Es un punto éste de suma importancia, porque la gracia parece como que se halla vinculada a la humilde observancia de las costumbres y tradiciones comunes. «Dios da su gracia a los humildes» (1 Pe 5,5; Sant 4,6), mientras el orgullo, del que casi siempre procede el singularizarse, nos aparta de Él y nos hace insoportables a nuestros prójimos, muchas veces sin darnos cuenta. Consideremos a nuestro divino Salvador: ¿qué modelo más perfecto de santidad encontraremos para nuestro ejemplo e imitación?
Es Dios la eterna Sabiduría encarnada; todo lo que hace es infinitamente agradable al Padre (Jn 8,29), no sólo porque es Hijo de Dios, sino porque todo lo hace con perfección divina. Durante treinta años permanece en tal oscuridad –precisamente lo contrario del singularizarse– que al empezar su vida pública sólo es conocido como «el hijo del artesano» (Mt 13,55). Asombraban a todos su doctrina sublime, sus grandes milagros, porque hasta entonces se había abstenido de la menor ostentación. Y ¡qué sencillez admirable en los actos de su vida pública! «Fatigado en sus correrías apostólicas, se sienta sobre el brocal del pozo» (Jn 4,6). No muestra nunca afectación, singularidad, ni exhibición. Y poseía, sin embargo, todos los tesoros de la ciencia (Col 2,3). En comparación de la suya, ¿qué son nuestros conocimientos personales, toda la ciencia humana? Suprema estulticia, nada.

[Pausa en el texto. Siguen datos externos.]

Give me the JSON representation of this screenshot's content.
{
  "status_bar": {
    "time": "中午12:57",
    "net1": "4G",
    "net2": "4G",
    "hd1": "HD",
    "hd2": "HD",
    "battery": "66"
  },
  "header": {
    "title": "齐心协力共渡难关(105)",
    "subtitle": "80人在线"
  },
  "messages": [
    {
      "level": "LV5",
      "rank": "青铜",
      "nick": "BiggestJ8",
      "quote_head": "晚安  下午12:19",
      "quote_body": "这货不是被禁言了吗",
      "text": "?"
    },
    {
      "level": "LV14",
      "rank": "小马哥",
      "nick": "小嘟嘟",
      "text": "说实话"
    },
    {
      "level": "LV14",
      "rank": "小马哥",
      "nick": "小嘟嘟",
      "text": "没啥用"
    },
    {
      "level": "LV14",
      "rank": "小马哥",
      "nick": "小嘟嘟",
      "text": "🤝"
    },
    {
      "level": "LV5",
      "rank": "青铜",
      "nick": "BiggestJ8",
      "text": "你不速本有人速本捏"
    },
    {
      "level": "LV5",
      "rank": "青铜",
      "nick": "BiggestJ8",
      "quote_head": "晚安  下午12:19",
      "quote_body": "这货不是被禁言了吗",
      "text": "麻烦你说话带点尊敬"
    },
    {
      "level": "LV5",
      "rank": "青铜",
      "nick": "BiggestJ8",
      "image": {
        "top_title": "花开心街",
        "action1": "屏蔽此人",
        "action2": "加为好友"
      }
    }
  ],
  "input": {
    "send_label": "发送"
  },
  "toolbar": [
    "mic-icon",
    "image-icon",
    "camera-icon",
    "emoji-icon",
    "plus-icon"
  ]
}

El verdadero monje, que jamás pierde de vista al divino modelo, sigue siempre con sencillez, rectitud y abandono filial las costumbres que son corrientes en la sociedad en que entró y que son señal de la unidad que Cristo quiere reine en su cuerpo místico. Nos atreveríamos a decir que en ellas encontrará exteriormente escrito para él el programa práctico de la perfección que juró buscar; y si el demonio intenta engañarnos con el señuelo de estar más unidos a Dios por prácticas privadas, con singularidades, no le atendamos. Si algún día alcanzásemos aquella santidad que san Benito requiere de los ermitaños, y nos constase que esa era la voluntad de Dios, entonces sí podríamos fabricarnos un retiro, tributando al Señor los homenajes de adoración y respeto, que pide de tal vocación extraordinaria.

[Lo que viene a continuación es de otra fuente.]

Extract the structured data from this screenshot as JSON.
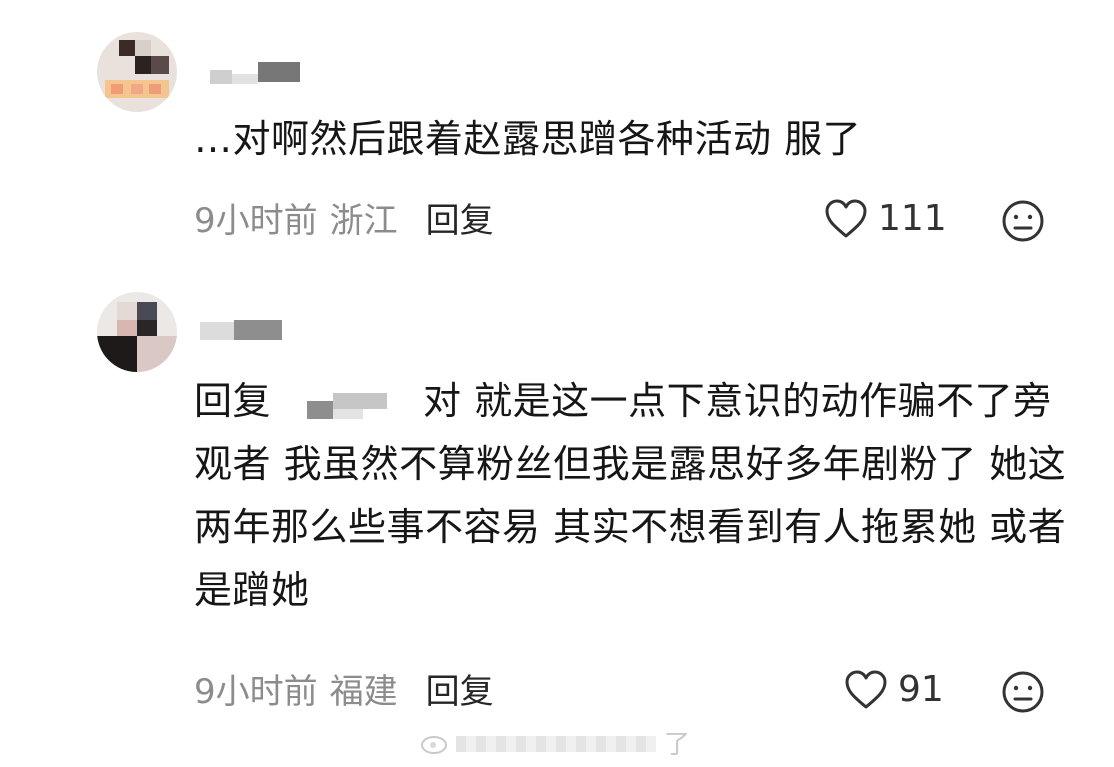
{
  "comments": [
    {
      "text": "…对啊然后跟着赵露思蹭各种活动 服了",
      "time": "9小时前",
      "location": "浙江",
      "reply_label": "回复",
      "likes": "111",
      "avatar_icon": "user-avatar",
      "like_icon": "heart-icon",
      "dislike_icon": "frown-face-icon"
    },
    {
      "reply_prefix": "回复",
      "text": "对 就是这一点下意识的动作骗不了旁观者 我虽然不算粉丝但我是露思好多年剧粉了 她这两年那么些事不容易 其实不想看到有人拖累她 或者是蹭她",
      "time": "9小时前",
      "location": "福建",
      "reply_label": "回复",
      "likes": "91",
      "avatar_icon": "user-avatar",
      "like_icon": "heart-icon",
      "dislike_icon": "frown-face-icon"
    }
  ],
  "watermark": {
    "text": "了"
  },
  "colors": {
    "text": "#161616",
    "meta": "#8c8c8c",
    "background": "#ffffff"
  }
}
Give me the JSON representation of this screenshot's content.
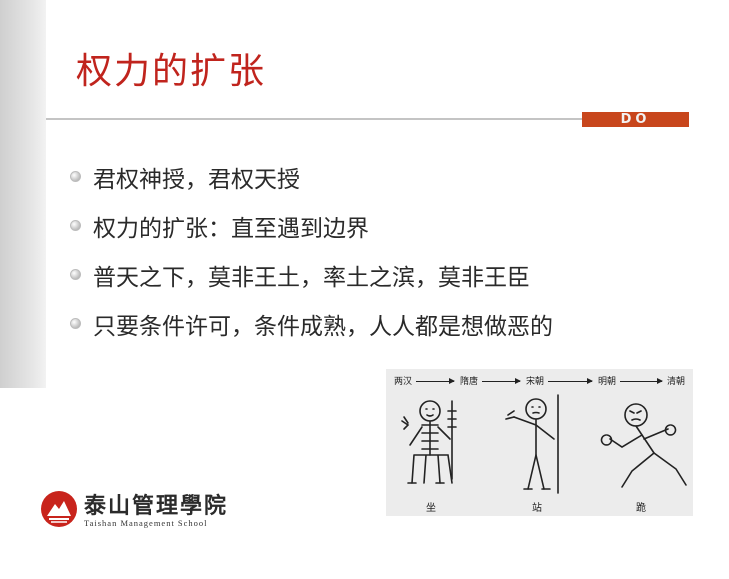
{
  "slide": {
    "title": "权力的扩张",
    "tag": "DO",
    "bullets": [
      "君权神授，君权天授",
      "权力的扩张：直至遇到边界",
      "普天之下，莫非王土，率土之滨，莫非王臣",
      "只要条件许可，条件成熟，人人都是想做恶的"
    ]
  },
  "logo": {
    "name_cn": "泰山管理學院",
    "name_en": "Taishan Management School"
  },
  "figure": {
    "eras": [
      "两汉",
      "隋唐",
      "宋朝",
      "明朝",
      "清朝"
    ],
    "poses": [
      "坐",
      "站",
      "跪"
    ]
  },
  "colors": {
    "title": "#c0241d",
    "tag_bg": "#c8461c",
    "logo": "#c8241c"
  }
}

Entre tanto, ya seamos simples monjes, ya gocemos de la confianza del abad, que nos invistió de parte de su autoridad, esforcémonos por observar la vida común: es el camino que nos trazó san Benito, el mismo que nos señala el Señor. La observancia común será la señal de nuestra estabilidad en el bien, como de la permanencia de la gracia en nosotros; porque en ella encontraremos a Jesucristo, y viéndonos el Padre unidos a su Hijo en todo, nos colmará por Él «de toda bendición celestial» (Ef 1,3).
[«Vale más un poco de obediencia –escribía Mons. Gay a una carmelita– que mucho de propia voluntad, aunque ésta llegue a la inmolación de sí mismo. Mejor os quisiera ver en una vida común que no en una vida más santamente brillante y aparentemente más inmolada». Mgr. Gay, directeur de conscience, en Revue du clérgé français, 1916, II, pág, 313].